Sedangkan yang akan jadi pembicara adalah Buyung Marajo dari Pokja-30. Buyung akan memaparkan materi diskusi dengan topik “Urgensi Moratorium Izin Tambang: Mempertanyakan Implementasi Reklamasi Tambang dan Transparansi Keterbukaan Informasi Publik di Kalimantan Timur.”
Pemateri kedua adalah Among, Perkumpulan PADI Indonesia. Among membawakan materi yang topiknya adalah “Urgensi Moratorium Izin Tambang: Krisis Biodiversitas dan Dampak Tambang terhadap Masyarakat adat di Kalimantan Timur dan Pulau Kalimantan”.

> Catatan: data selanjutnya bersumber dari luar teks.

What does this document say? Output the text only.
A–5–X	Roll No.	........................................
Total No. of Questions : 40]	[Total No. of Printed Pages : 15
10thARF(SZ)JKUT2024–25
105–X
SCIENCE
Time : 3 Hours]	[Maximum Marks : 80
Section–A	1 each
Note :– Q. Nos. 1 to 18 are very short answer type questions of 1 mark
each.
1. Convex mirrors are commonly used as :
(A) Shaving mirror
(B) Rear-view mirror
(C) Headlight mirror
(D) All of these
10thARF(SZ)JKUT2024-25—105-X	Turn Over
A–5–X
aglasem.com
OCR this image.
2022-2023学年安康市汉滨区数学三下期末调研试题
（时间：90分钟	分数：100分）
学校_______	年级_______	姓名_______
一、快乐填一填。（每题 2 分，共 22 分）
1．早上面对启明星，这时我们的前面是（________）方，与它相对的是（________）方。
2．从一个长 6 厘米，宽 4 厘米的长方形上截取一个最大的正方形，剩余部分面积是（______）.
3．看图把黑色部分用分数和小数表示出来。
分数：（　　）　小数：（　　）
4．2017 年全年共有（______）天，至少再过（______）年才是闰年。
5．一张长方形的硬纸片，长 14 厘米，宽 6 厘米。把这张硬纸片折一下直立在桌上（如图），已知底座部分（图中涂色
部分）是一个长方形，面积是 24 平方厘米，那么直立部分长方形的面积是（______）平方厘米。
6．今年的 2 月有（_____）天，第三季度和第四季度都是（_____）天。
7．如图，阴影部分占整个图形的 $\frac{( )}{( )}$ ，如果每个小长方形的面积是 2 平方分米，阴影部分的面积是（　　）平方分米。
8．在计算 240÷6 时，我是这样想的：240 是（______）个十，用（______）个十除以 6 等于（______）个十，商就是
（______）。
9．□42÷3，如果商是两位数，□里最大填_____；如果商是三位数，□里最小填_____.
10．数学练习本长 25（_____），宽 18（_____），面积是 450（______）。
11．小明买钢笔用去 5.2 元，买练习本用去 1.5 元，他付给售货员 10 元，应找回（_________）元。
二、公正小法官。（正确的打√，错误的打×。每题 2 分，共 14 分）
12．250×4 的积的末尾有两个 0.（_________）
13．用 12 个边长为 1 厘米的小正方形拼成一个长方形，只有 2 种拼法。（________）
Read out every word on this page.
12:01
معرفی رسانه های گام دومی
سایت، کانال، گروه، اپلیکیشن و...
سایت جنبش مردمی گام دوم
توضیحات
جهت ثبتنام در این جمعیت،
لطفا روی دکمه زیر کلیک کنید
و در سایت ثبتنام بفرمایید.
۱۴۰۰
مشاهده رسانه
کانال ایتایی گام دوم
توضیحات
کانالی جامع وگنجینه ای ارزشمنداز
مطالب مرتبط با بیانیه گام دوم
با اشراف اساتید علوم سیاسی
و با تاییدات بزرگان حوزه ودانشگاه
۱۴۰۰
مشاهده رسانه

Terakhir, Andre Illu dari WALHI Kalimantan Barat akan memaparkan materi diskusi tentang “Urgensi Moratorium Tambang: Kritik Tata Kelola Kebijakan dan Peran Pemerintah Daerah dalam Merespon Tambang Ilegal di Kalimantan Barat”.
Latar belakang
Menurut Laili, yang melatarbelakangi diskusi dengan topik utama moratorium izin pertambangan ini adalah dibalik besarnya aktivitas ekstraksi di Kalimantan, Pulau Kalimantan harus menanggung krisis ekologis yang besar sebagai konsekuensi dari praktik penambangan yang ada. Kondisi itu berimplikasi lahirnya berbagai kerusakan atau dampak negatif terhadap lingkungan.
“Sebagai contoh, ketaatan terhadap kewajiban reklamasi dan pasca tambang oleh pelaku usaha di Kalimantan Timur mengakibatkan lubang bekas aktivitas tambang masih menganga pasca penambangan, sehingga menelan puluhan korban jiwa,” ujarnya.
Pulau Kalimantan dikenal sebagai daerah penghasil tambang. Salah satunya yang terbesar dan terkenal adalah batubara. Kementerian ESDM menyebutkan Pulau Kalimantan berkontribusi terhadap produksi batubara dalam negeri sebesar sebesar 82% atau 687 juta ton. Kontributor terbesar dari Kalimantan Timur yakni 386 juta ton, kemudian Kalimantan Selatan 237 juta ton, Kalimantan Tengah 39 juta ton, Kalimantan Utara 28 juta ton, dan Kalimantan Barat 15 juta ton.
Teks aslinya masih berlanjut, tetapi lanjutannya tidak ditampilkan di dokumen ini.